We found our family in Clermont, near Orlando, in a nice four-bedroom house rented for the eight days we’d spend together.  On the first day, we went to Typhoon Lagoon, my favourite among the water parks.  For seven hours, we cavorted in the wave pool and rode as many water slides as we could manage, including my favourite, Crushin' Gusher.
Our next stop was Legoland.  Samuel is a big Lego fan and stared wide-eyed at the amazing life-size sculptures and miniatures located throughout the park.  This one of a Ford parked at a gas station took a team of twenty-two people the better part of a year to complete!
Samuel (7) and Natalie (5) also took a turn at driving school.
We rode three roller-coasters, including one where your feet hang in the air.  The first word out of Natalie's mouth when we got off was: "Encore!"
 
On day 3, we went to Blizzard Beach, the second of Disney’s water parks.  While this one has the more thrilling water slides, it’s not quite as much fun for the little ones.  Nevertheless, they swam, splashed and cavorted in the water until closing time.

After taking a day off to rest a bit, we spent the next two days at Epcot and Animal Kingdom.  My first impressions of both conjured up images of the famous quote attributed to Yogi Berra: “Nobody comes here anymore.  It’s too crowded!”  Although we weren’t able to see and do everything we’d planned, even a mediocre day at Disney is better than a March day in Charlottetown.  The little ones were amazingly patient and well-behaved, so who were we adults to complain? 
 
The only thing NOT artificial at the Disney theme parks is the fun.  It’s very real.  But the rest is mostly concrete, asphalt, steel, and fiberglass.  I will say that the operation of the theme parks is flawless: everything is on time; everything works; staff members are unfailingly friendly; and the place is spotless.  At Animal Kingdom, we got the wits scared out of us on the Dinosaur ride, as can be seen clearly on several facial expressions.


After eight days with Samuel and Natalie, we were reminded why people our age are not meant to have young children: their energy knows no bounds!  They wore us out!
On our last day together, we visited Hollywood Studios and made the most of our time there.  Natalie, seen below, was in charge of planning our day.
We did Star Tours, Indiana Jones Epic Stunt Spectacular, Muppet Vision 3D, Extreme Stunt Show, Voyage of the Little Mermaid, and  Beauty and the Beast.  For excitement, we rode the Rock 'n' Roller Coaster Starring Aerosmith and took the elevator in the Twilight Zone Tower of Terror.  When we got back to the house, the kids still had enough energy for the pool: once before supper and again after!
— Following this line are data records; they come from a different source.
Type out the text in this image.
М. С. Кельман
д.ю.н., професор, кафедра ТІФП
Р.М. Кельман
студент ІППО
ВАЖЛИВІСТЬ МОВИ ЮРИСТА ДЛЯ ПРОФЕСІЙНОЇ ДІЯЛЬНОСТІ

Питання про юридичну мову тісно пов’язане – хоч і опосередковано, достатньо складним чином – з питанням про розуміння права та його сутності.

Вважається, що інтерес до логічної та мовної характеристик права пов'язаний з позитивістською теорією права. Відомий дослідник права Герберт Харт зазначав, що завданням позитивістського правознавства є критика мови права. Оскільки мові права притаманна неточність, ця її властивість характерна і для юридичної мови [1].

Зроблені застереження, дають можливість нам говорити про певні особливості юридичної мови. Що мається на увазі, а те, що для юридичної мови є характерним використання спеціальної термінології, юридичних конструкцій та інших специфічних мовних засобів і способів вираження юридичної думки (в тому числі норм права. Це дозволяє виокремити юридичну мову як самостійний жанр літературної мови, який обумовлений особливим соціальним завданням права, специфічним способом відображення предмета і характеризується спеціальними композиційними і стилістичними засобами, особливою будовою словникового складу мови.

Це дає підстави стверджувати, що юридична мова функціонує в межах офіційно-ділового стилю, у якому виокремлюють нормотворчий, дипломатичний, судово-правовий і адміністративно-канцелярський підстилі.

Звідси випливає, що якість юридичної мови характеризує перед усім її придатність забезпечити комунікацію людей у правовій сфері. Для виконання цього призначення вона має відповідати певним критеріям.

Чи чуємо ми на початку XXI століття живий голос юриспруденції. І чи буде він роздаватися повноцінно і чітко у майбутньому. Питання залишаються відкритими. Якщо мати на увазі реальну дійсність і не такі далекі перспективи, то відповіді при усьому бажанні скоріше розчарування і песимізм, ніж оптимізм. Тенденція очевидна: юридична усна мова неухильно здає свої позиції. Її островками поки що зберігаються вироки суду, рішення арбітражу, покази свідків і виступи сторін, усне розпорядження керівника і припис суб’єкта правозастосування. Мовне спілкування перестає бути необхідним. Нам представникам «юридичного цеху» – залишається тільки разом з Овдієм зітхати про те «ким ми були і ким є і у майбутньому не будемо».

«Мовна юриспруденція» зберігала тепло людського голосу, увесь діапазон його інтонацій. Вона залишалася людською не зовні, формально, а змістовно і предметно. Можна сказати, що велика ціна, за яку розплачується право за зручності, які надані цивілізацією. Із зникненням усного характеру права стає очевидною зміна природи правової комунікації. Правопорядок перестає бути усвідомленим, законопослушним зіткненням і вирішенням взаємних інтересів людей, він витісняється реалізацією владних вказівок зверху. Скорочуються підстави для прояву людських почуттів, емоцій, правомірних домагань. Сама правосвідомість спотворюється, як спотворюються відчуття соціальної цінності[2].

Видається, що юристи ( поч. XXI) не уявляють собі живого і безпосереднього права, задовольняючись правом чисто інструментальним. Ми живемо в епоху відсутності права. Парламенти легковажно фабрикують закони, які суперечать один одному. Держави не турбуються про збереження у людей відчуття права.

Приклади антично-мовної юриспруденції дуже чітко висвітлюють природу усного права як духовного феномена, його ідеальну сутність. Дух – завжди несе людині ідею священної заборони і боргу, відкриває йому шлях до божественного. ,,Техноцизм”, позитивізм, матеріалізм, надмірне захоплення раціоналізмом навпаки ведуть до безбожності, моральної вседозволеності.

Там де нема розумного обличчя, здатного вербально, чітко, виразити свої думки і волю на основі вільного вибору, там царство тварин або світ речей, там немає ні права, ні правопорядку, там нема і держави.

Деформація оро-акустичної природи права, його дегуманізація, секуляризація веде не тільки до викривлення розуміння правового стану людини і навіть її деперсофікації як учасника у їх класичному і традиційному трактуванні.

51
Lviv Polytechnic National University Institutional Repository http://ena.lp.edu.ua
The photo below shows Samuel with three members of the amazing stunt driver team.
 
The one below shows a few terrified faces in the Tower of Terror.
Sylvie and I waiting to board the Aerosmith roller coaster, my favourite of all the rides we took in Florida; it does three complete corkscrews in the dark and is FAST!
With all the people visiting the theme parks, it's hard to believe one would encounter Islanders but, of course, we did.  We met one family from North Rustico at Typhoon Lagoon and another family from Charlottetown, not once but twice: at Blizzard Beach and at Animal Kingdom.  What are the odds?
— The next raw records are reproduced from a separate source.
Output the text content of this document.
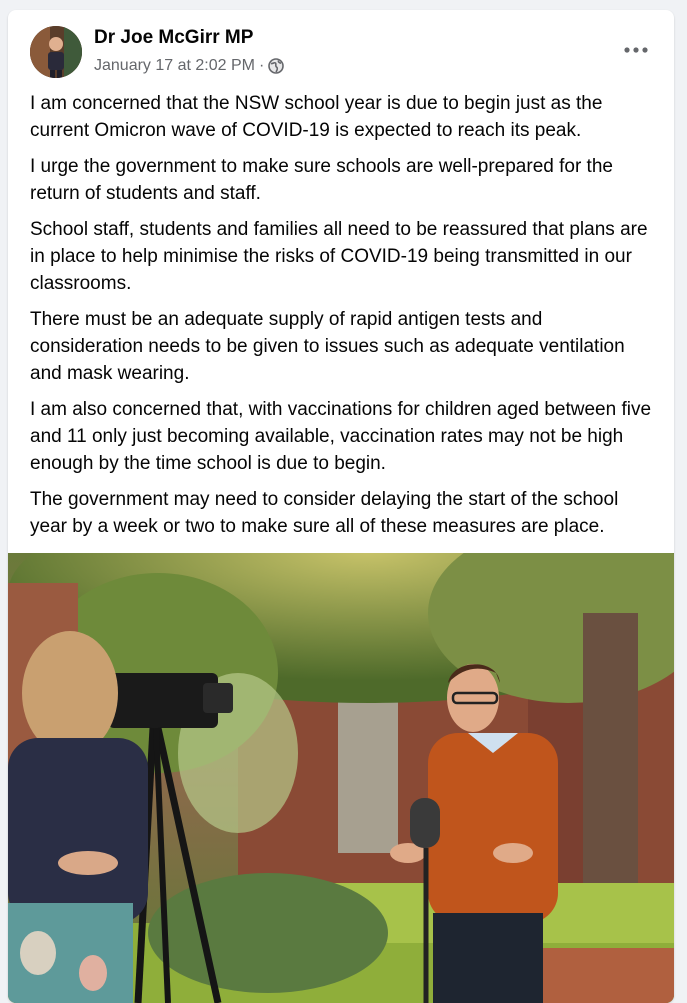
Dr Joe McGirr MP
January 17 at 2:02 PM ·

I am concerned that the NSW school year is due to begin just as the current Omicron wave of COVID-19 is expected to reach its peak.

I urge the government to make sure schools are well-prepared for the return of students and staff.

School staff, students and families all need to be reassured that plans are in place to help minimise the risks of COVID-19 being transmitted in our classrooms.

There must be an adequate supply of rapid antigen tests and consideration needs to be given to issues such as adequate ventilation and mask wearing.

I am also concerned that, with vaccinations for children aged between five and 11 only just becoming available, vaccination rates may not be high enough by the time school is due to begin.

The government may need to consider delaying the start of the school year by a week or two to make sure all of these measures are place.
Ghislain, peerless trip planner and expedition leader, did a wonderful job keeping us on schedule and on budget.  The time we spent together has left us with indelible memories.  For those who haven't experienced the Florida theme parks with little ones, you don't know what you're missing!
 
Tomorrow morning, we say our goodbyes, and Elva and I will set off for Fort Lauderdale to board the MS Westerdam for the next leg of our journey, a seven-day Caribbean cruise.